Demand of water could drain much of Lake Mead

For many western states, it's been a rough couple of years in regards to the drought. Some states, like Nevada and California, have even had to face the possibility of running out of water in the coming years.

So far, Arizona has been fortunate enough to avoid such a dilemma. That, however, may soon change.

The Colorado River system, which includes major reservoirs Lake Mead and Lake Powell, serves about 40 million people across, Arizona, California, Colorado, Nevada, New Mexico, Utah, and Wyoming. The Bureau of Reclamation's forecast says Arizona are expected to be okay for now, but by October 2019, the surface of Lake Mead could fall below 1,075 feet above sea level.

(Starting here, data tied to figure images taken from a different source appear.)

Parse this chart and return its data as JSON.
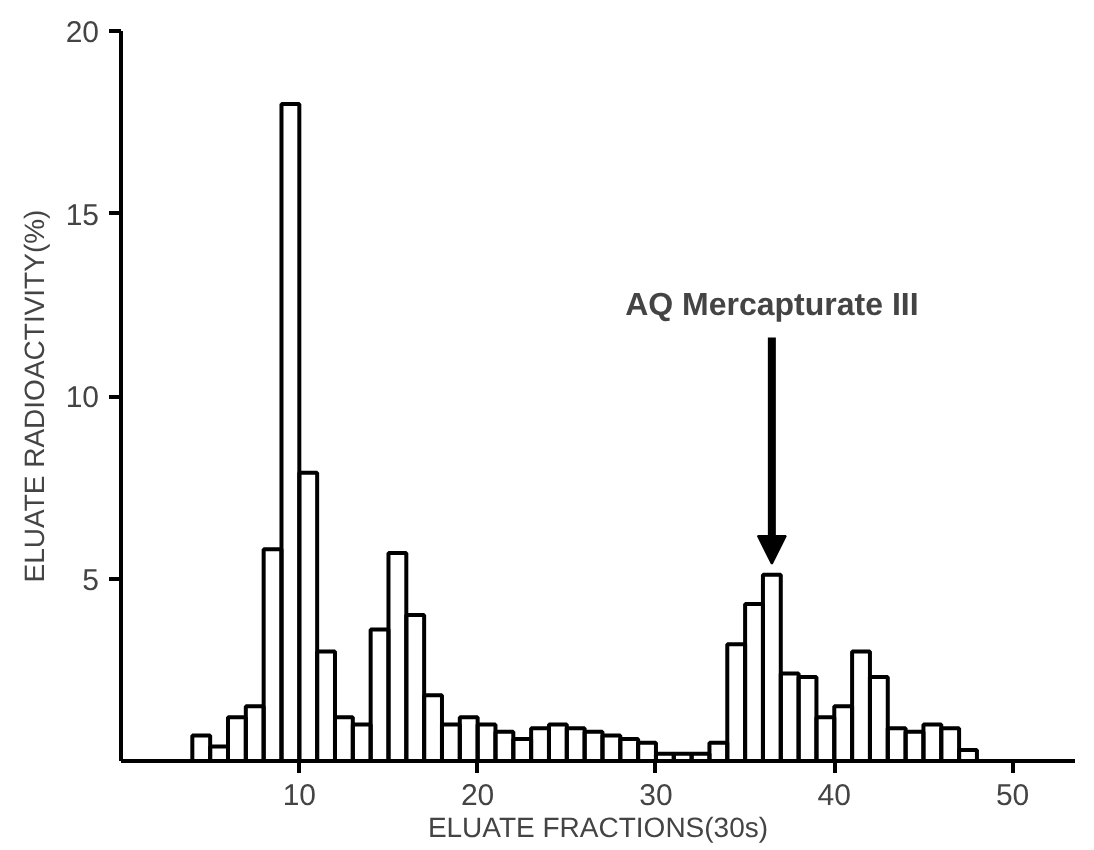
{
  "chart_data": {
    "type": "histogram",
    "xlabel": "ELUATE FRACTIONS(30s)",
    "ylabel": "ELUATE RADIOACTIVITY(%)",
    "bins": [
      4,
      5,
      6,
      7,
      8,
      9,
      10,
      11,
      12,
      13,
      14,
      15,
      16,
      17,
      18,
      19,
      20,
      21,
      22,
      23,
      24,
      25,
      26,
      27,
      28,
      29,
      30,
      31,
      32,
      33,
      34,
      35,
      36,
      37,
      38,
      39,
      40,
      41,
      42,
      43,
      44,
      45,
      46,
      47,
      48
    ],
    "values": [
      0.7,
      0.4,
      1.2,
      1.5,
      5.8,
      18,
      7.9,
      3.0,
      1.2,
      1.0,
      3.6,
      5.7,
      4.0,
      1.8,
      1.0,
      1.2,
      1.0,
      0.8,
      0.6,
      0.9,
      1.0,
      0.9,
      0.8,
      0.7,
      0.6,
      0.5,
      0.2,
      0.2,
      0.2,
      0.5,
      3.2,
      4.3,
      5.1,
      2.4,
      2.3,
      1.2,
      1.5,
      3.0,
      2.3,
      0.9,
      0.8,
      1.0,
      0.9,
      0.3
    ],
    "color": "#000000",
    "xlim": [
      0,
      53.5
    ],
    "ylim": [
      0,
      20
    ],
    "xticks": [
      10,
      20,
      30,
      40,
      50
    ],
    "yticks": [
      5,
      10,
      15,
      20
    ],
    "grid": false,
    "annotations": [
      {
        "text": "AQ Mercapturate III",
        "x": 36.5,
        "y": 5.1
      }
    ]
  }
}
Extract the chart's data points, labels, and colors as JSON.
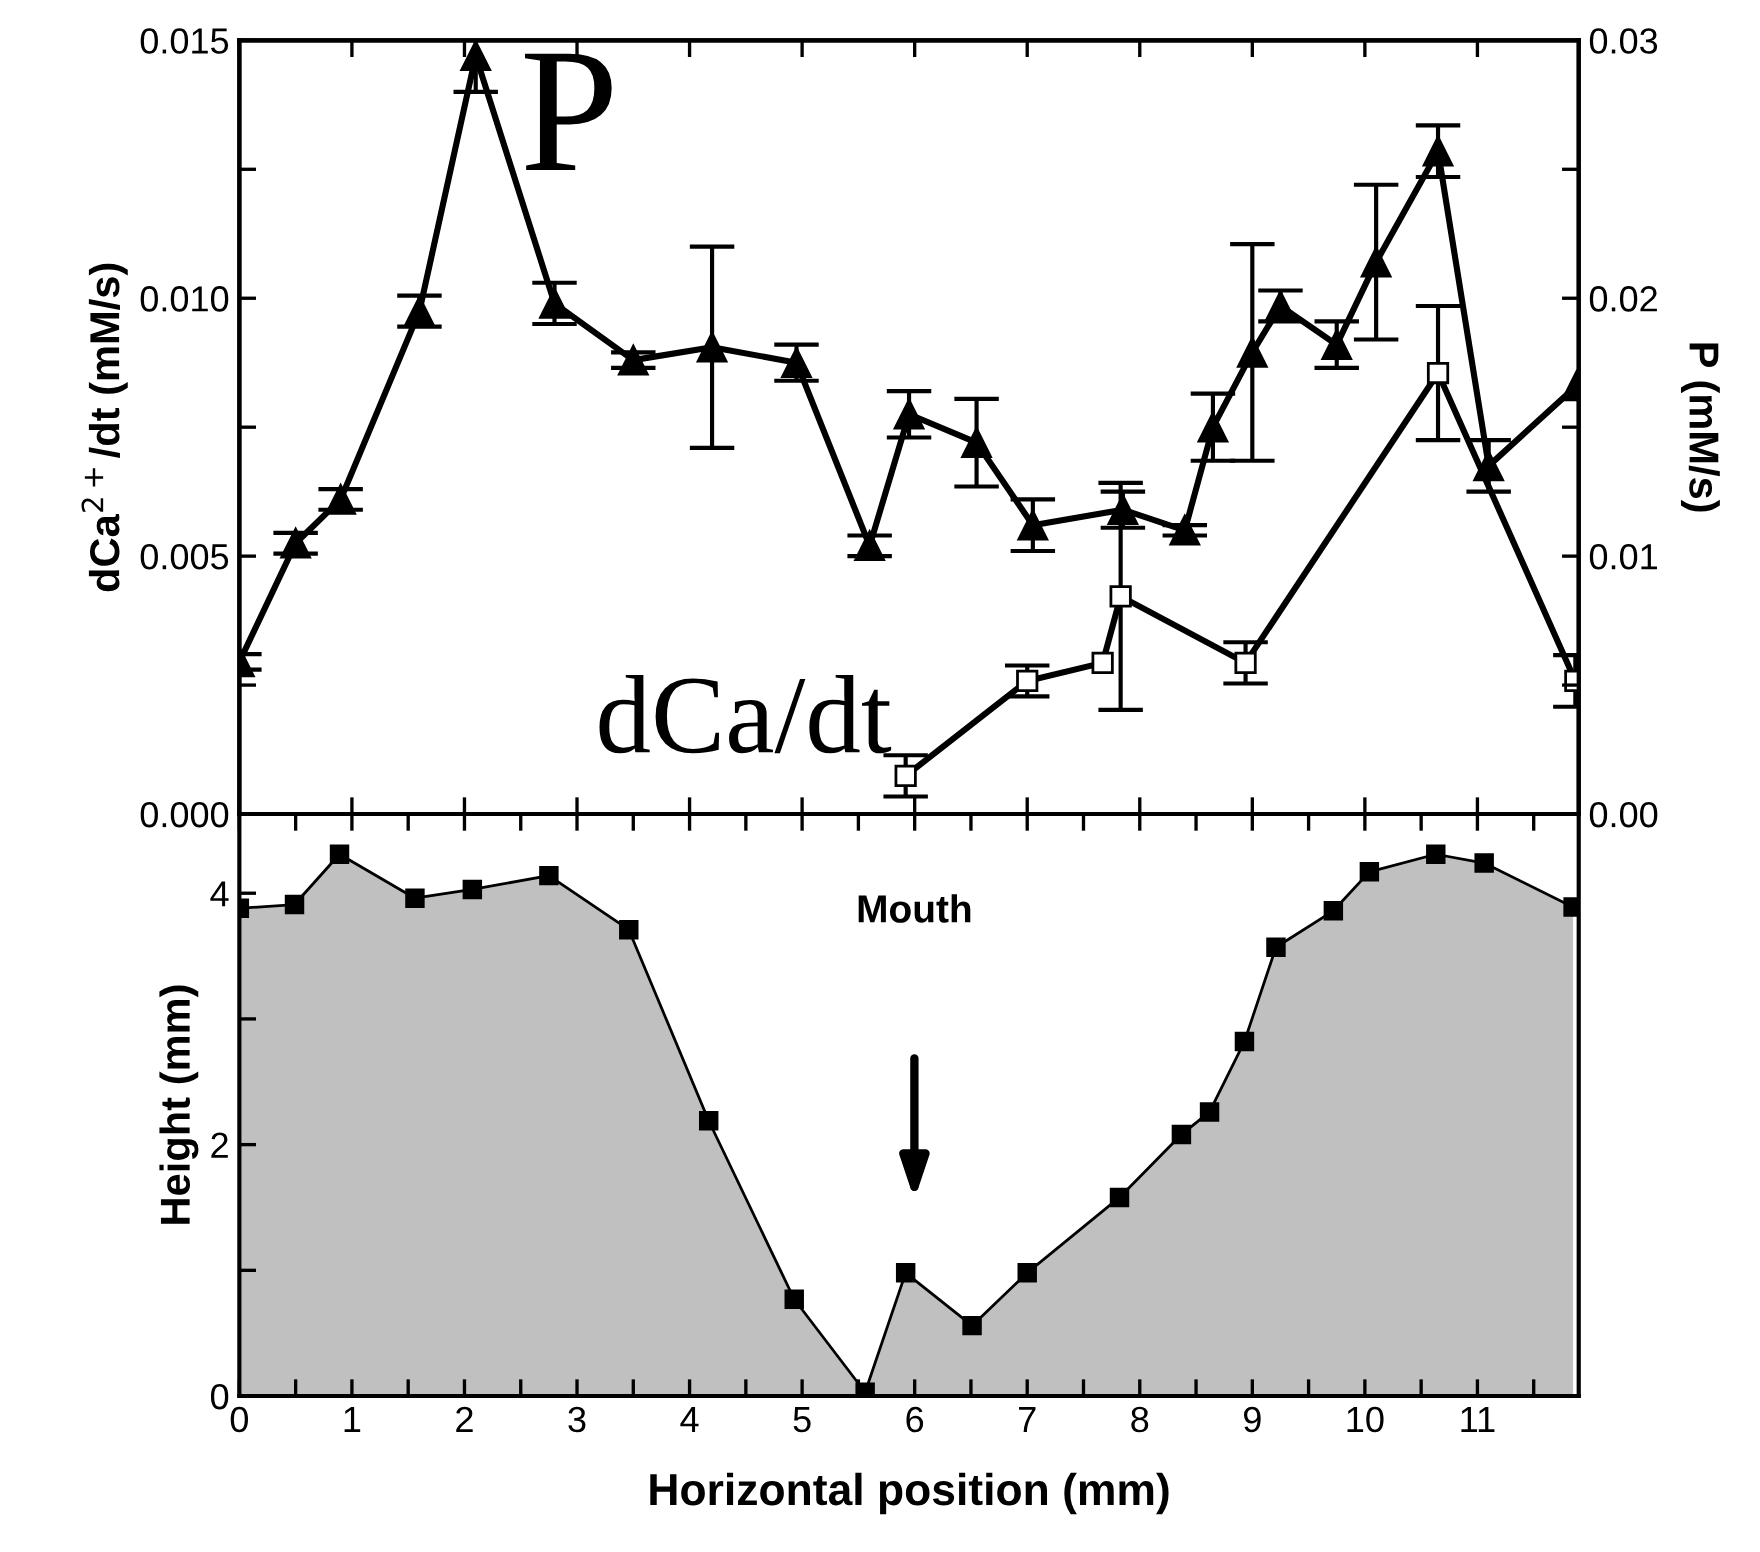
{
  "chart_data": [
    {
      "type": "line",
      "ylabel": "dCa$^{2+}$/dt (mM/s)",
      "y2label": "P (mM/s)",
      "xlim": [
        0,
        11.9
      ],
      "xticks": [
        {
          "value": 0,
          "label": null
        },
        {
          "value": 1,
          "label": null
        },
        {
          "value": 2,
          "label": null
        },
        {
          "value": 3,
          "label": null
        },
        {
          "value": 4,
          "label": null
        },
        {
          "value": 5,
          "label": null
        },
        {
          "value": 6,
          "label": null
        },
        {
          "value": 7,
          "label": null
        },
        {
          "value": 8,
          "label": null
        },
        {
          "value": 9,
          "label": null
        },
        {
          "value": 10,
          "label": null
        },
        {
          "value": 11,
          "label": null
        }
      ],
      "ylim": [
        0,
        0.015
      ],
      "yticks": [
        {
          "value": 0,
          "label": "0.000"
        },
        {
          "value": 0.0025,
          "label": null
        },
        {
          "value": 0.005,
          "label": "0.005"
        },
        {
          "value": 0.0075,
          "label": null
        },
        {
          "value": 0.01,
          "label": "0.010"
        },
        {
          "value": 0.0125,
          "label": null
        },
        {
          "value": 0.015,
          "label": "0.015"
        }
      ],
      "y2lim": [
        0,
        0.03
      ],
      "y2ticks": [
        {
          "value": 0,
          "label": "0.00"
        },
        {
          "value": 0.005,
          "label": null
        },
        {
          "value": 0.01,
          "label": "0.01"
        },
        {
          "value": 0.015,
          "label": null
        },
        {
          "value": 0.02,
          "label": "0.02"
        },
        {
          "value": 0.025,
          "label": null
        },
        {
          "value": 0.03,
          "label": "0.03"
        }
      ],
      "tick_labels": "y",
      "legend": "top left",
      "grid": false,
      "line_style": "solid",
      "series": [
        {
          "name": "P",
          "axis": "y2",
          "color": "#000000",
          "marker": "triangle",
          "x": [
            0,
            0.5,
            0.9,
            1.6,
            2.1,
            2.8,
            3.5,
            4.2,
            4.95,
            5.6,
            5.95,
            6.55,
            7.05,
            7.85,
            8.4,
            8.65,
            9.0,
            9.25,
            9.75,
            10.1,
            10.65,
            11.1,
            11.88
          ],
          "values": [
            0.0059,
            0.0105,
            0.0122,
            0.0195,
            0.0294,
            0.0198,
            0.0176,
            0.0181,
            0.0175,
            0.0104,
            0.0155,
            0.0144,
            0.0112,
            0.0118,
            0.011,
            0.015,
            0.0179,
            0.0197,
            0.0182,
            0.0214,
            0.0257,
            0.0135,
            0.0166
          ],
          "errors": [
            0.0003,
            0.0004,
            0.0004,
            0.0006,
            0.0014,
            0.0008,
            0.0003,
            0.0039,
            0.0007,
            0.0004,
            0.0009,
            0.0017,
            0.001,
            0.0007,
            0.0002,
            0.0013,
            0.0042,
            0.0006,
            0.0009,
            0.003,
            0.001,
            0.001,
            null
          ]
        },
        {
          "name": "dCa/dt",
          "color": "#000000",
          "marker": "square",
          "x": [
            5.92,
            7.0,
            7.67,
            7.83,
            8.94,
            10.65,
            11.87
          ],
          "values": [
            0.00074,
            0.00258,
            0.00293,
            0.00422,
            0.00293,
            0.00855,
            0.00258
          ],
          "errors": [
            0.0004,
            0.0003,
            null,
            0.0022,
            0.0004,
            0.0013,
            0.0005
          ]
        }
      ]
    },
    {
      "type": "area",
      "xlabel": "Horizontal position (mm)",
      "ylabel": "Height (mm)",
      "xlim": [
        0,
        11.9
      ],
      "xticks": [
        0,
        {
          "value": 0.5,
          "label": null
        },
        1,
        {
          "value": 1.5,
          "label": null
        },
        2,
        {
          "value": 2.5,
          "label": null
        },
        3,
        {
          "value": 3.5,
          "label": null
        },
        4,
        {
          "value": 4.5,
          "label": null
        },
        5,
        {
          "value": 5.5,
          "label": null
        },
        6,
        {
          "value": 6.5,
          "label": null
        },
        7,
        {
          "value": 7.5,
          "label": null
        },
        8,
        {
          "value": 8.5,
          "label": null
        },
        9,
        {
          "value": 9.5,
          "label": null
        },
        10,
        {
          "value": 10.5,
          "label": null
        },
        11,
        {
          "value": 11.5,
          "label": null
        }
      ],
      "ylim": [
        0,
        4.63
      ],
      "yticks": [
        0,
        {
          "value": 1,
          "label": null
        },
        2,
        {
          "value": 3,
          "label": null
        },
        4
      ],
      "grid": false,
      "marker": "square",
      "annotations": [
        "Mouth"
      ],
      "series": [
        {
          "color": "#c0c0c0",
          "x": [
            0,
            0.49,
            0.89,
            1.56,
            2.07,
            2.75,
            3.46,
            4.17,
            4.93,
            5.56,
            5.92,
            6.51,
            7.0,
            7.82,
            8.37,
            8.62,
            8.93,
            9.21,
            9.72,
            10.04,
            10.63,
            11.06,
            11.85
          ],
          "values": [
            3.88,
            3.91,
            4.31,
            3.96,
            4.03,
            4.14,
            3.71,
            2.19,
            0.77,
            0.03,
            0.98,
            0.56,
            0.98,
            1.58,
            2.08,
            2.26,
            2.82,
            3.57,
            3.86,
            4.17,
            4.31,
            4.24,
            3.89
          ]
        }
      ]
    }
  ]
}
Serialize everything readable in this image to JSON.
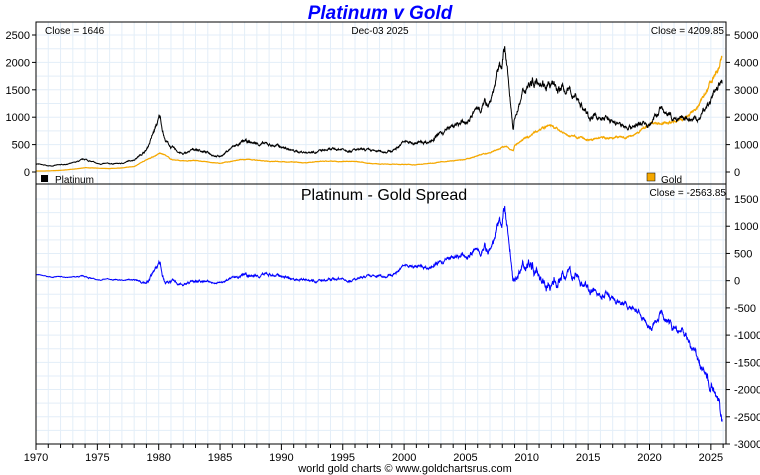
{
  "chart_data": [
    {
      "type": "line",
      "title": "Platinum v Gold",
      "date": "Dec-03  2025",
      "left_close": "Close = 1646",
      "right_close": "Close = 4209.85",
      "legend": [
        {
          "name": "Platinum",
          "color": "#000000"
        },
        {
          "name": "Gold",
          "color": "#f5a800"
        }
      ],
      "ylim_left": [
        0,
        2500
      ],
      "yticks_left": [
        0,
        500,
        1000,
        1500,
        2000,
        2500
      ],
      "ylim_right": [
        0,
        5000
      ],
      "yticks_right": [
        0,
        1000,
        2000,
        3000,
        4000,
        5000
      ],
      "series": [
        {
          "name": "Platinum",
          "axis": "left",
          "points": [
            [
              1970,
              150
            ],
            [
              1971,
              110
            ],
            [
              1972,
              130
            ],
            [
              1973,
              160
            ],
            [
              1974,
              230
            ],
            [
              1975,
              150
            ],
            [
              1976,
              150
            ],
            [
              1977,
              155
            ],
            [
              1978,
              230
            ],
            [
              1979,
              400
            ],
            [
              1980.1,
              1000
            ],
            [
              1980.5,
              600
            ],
            [
              1981,
              450
            ],
            [
              1982,
              320
            ],
            [
              1983,
              420
            ],
            [
              1984,
              350
            ],
            [
              1985,
              280
            ],
            [
              1986,
              450
            ],
            [
              1987,
              550
            ],
            [
              1988,
              520
            ],
            [
              1989,
              500
            ],
            [
              1990,
              460
            ],
            [
              1991,
              380
            ],
            [
              1992,
              360
            ],
            [
              1993,
              380
            ],
            [
              1994,
              400
            ],
            [
              1995,
              420
            ],
            [
              1996,
              400
            ],
            [
              1997,
              390
            ],
            [
              1998,
              370
            ],
            [
              1999,
              380
            ],
            [
              2000,
              550
            ],
            [
              2001,
              520
            ],
            [
              2002,
              560
            ],
            [
              2003,
              700
            ],
            [
              2004,
              830
            ],
            [
              2005,
              900
            ],
            [
              2006,
              1150
            ],
            [
              2007,
              1300
            ],
            [
              2008.2,
              2200
            ],
            [
              2008.9,
              800
            ],
            [
              2009,
              1000
            ],
            [
              2010,
              1600
            ],
            [
              2011,
              1750
            ],
            [
              2012,
              1550
            ],
            [
              2013,
              1500
            ],
            [
              2014,
              1400
            ],
            [
              2015,
              1000
            ],
            [
              2016,
              1000
            ],
            [
              2017,
              930
            ],
            [
              2018,
              820
            ],
            [
              2019,
              860
            ],
            [
              2020,
              880
            ],
            [
              2021,
              1150
            ],
            [
              2022,
              950
            ],
            [
              2023,
              950
            ],
            [
              2024,
              950
            ],
            [
              2025.92,
              1646
            ]
          ]
        },
        {
          "name": "Gold",
          "axis": "right",
          "points": [
            [
              1970,
              35
            ],
            [
              1971,
              40
            ],
            [
              1972,
              60
            ],
            [
              1973,
              100
            ],
            [
              1974,
              160
            ],
            [
              1975,
              140
            ],
            [
              1976,
              125
            ],
            [
              1977,
              150
            ],
            [
              1978,
              200
            ],
            [
              1979,
              450
            ],
            [
              1980.1,
              680
            ],
            [
              1980.5,
              620
            ],
            [
              1981,
              460
            ],
            [
              1982,
              400
            ],
            [
              1983,
              420
            ],
            [
              1984,
              360
            ],
            [
              1985,
              320
            ],
            [
              1986,
              390
            ],
            [
              1987,
              460
            ],
            [
              1988,
              430
            ],
            [
              1989,
              380
            ],
            [
              1990,
              390
            ],
            [
              1991,
              360
            ],
            [
              1992,
              340
            ],
            [
              1993,
              380
            ],
            [
              1994,
              385
            ],
            [
              1995,
              385
            ],
            [
              1996,
              390
            ],
            [
              1997,
              330
            ],
            [
              1998,
              295
            ],
            [
              1999,
              280
            ],
            [
              2000,
              280
            ],
            [
              2001,
              270
            ],
            [
              2002,
              310
            ],
            [
              2003,
              365
            ],
            [
              2004,
              410
            ],
            [
              2005,
              450
            ],
            [
              2006,
              600
            ],
            [
              2007,
              700
            ],
            [
              2008.2,
              950
            ],
            [
              2008.9,
              800
            ],
            [
              2009,
              950
            ],
            [
              2010,
              1230
            ],
            [
              2011,
              1570
            ],
            [
              2012,
              1670
            ],
            [
              2013,
              1400
            ],
            [
              2014,
              1270
            ],
            [
              2015,
              1160
            ],
            [
              2016,
              1250
            ],
            [
              2017,
              1260
            ],
            [
              2018,
              1270
            ],
            [
              2019,
              1400
            ],
            [
              2020,
              1770
            ],
            [
              2021,
              1800
            ],
            [
              2022,
              1800
            ],
            [
              2023,
              1940
            ],
            [
              2024,
              2390
            ],
            [
              2025.92,
              4209.85
            ]
          ]
        }
      ]
    },
    {
      "type": "line",
      "title": "Platinum  -  Gold Spread",
      "close": "Close = -2563.85",
      "series_name": "Spread",
      "color": "#0000ff",
      "derived": "Platinum - Gold",
      "ylim": [
        -3000,
        1500
      ],
      "yticks": [
        -3000,
        -2500,
        -2000,
        -1500,
        -1000,
        -500,
        0,
        500,
        1000,
        1500
      ]
    }
  ],
  "x_axis": {
    "xlim": [
      1970,
      2026
    ],
    "ticks": [
      1970,
      1975,
      1980,
      1985,
      1990,
      1995,
      2000,
      2005,
      2010,
      2015,
      2020,
      2025
    ]
  },
  "footer": "world gold charts © www.goldchartsrus.com"
}
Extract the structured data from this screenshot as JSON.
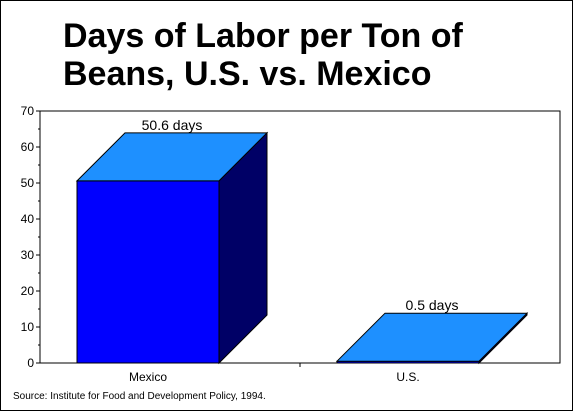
{
  "title_lines": [
    "Days of Labor per Ton of",
    "Beans, U.S. vs. Mexico"
  ],
  "source": "Source: Institute for Food and Development Policy, 1994.",
  "chart_data": {
    "type": "bar",
    "style": "3d",
    "categories": [
      "Mexico",
      "U.S."
    ],
    "values": [
      50.6,
      0.5
    ],
    "data_labels": [
      "50.6 days",
      "0.5 days"
    ],
    "ylim": [
      0,
      70
    ],
    "yticks": [
      0,
      10,
      20,
      30,
      40,
      50,
      60,
      70
    ],
    "xlabel": "",
    "ylabel": "",
    "grid": false,
    "legend": "none",
    "colors": {
      "front": "#0000ff",
      "top": "#1e90ff",
      "side": "#000066",
      "outline": "#000000"
    }
  }
}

Meanwhile, the thought of a water shortage in the future has people concerned.

"I think if people are reasonable about their water usage, than for the most part, we shouldn't have too many problems with having water shortage," said David Parker.

"A lot of people are still aware these days with what's going on in California, but people are still watering during the day, doing it too much, but just getting the word out, letting people know there is the possibility, but most of the time, they are going to wait until it is an issue," said Dylan Woolley. "People are very negligent until they can't."

Others, however, don't think people are completely made aware of how serious of problem a water shortage could be for the region.

"We are still expanding, so the more people that move here, I think it's going to become a bigger and bigger issue," said one man.

"I don't think people are aware of it, how severe it can be. just gettng out there and talking more about it," said one woman.

Parker says he's dealt with a water shortage in the past, and is hopeful.

"People in Phoenix seem to pull out of things, and if not the first warning then the second warning signs or so, they start making changes," said Parker.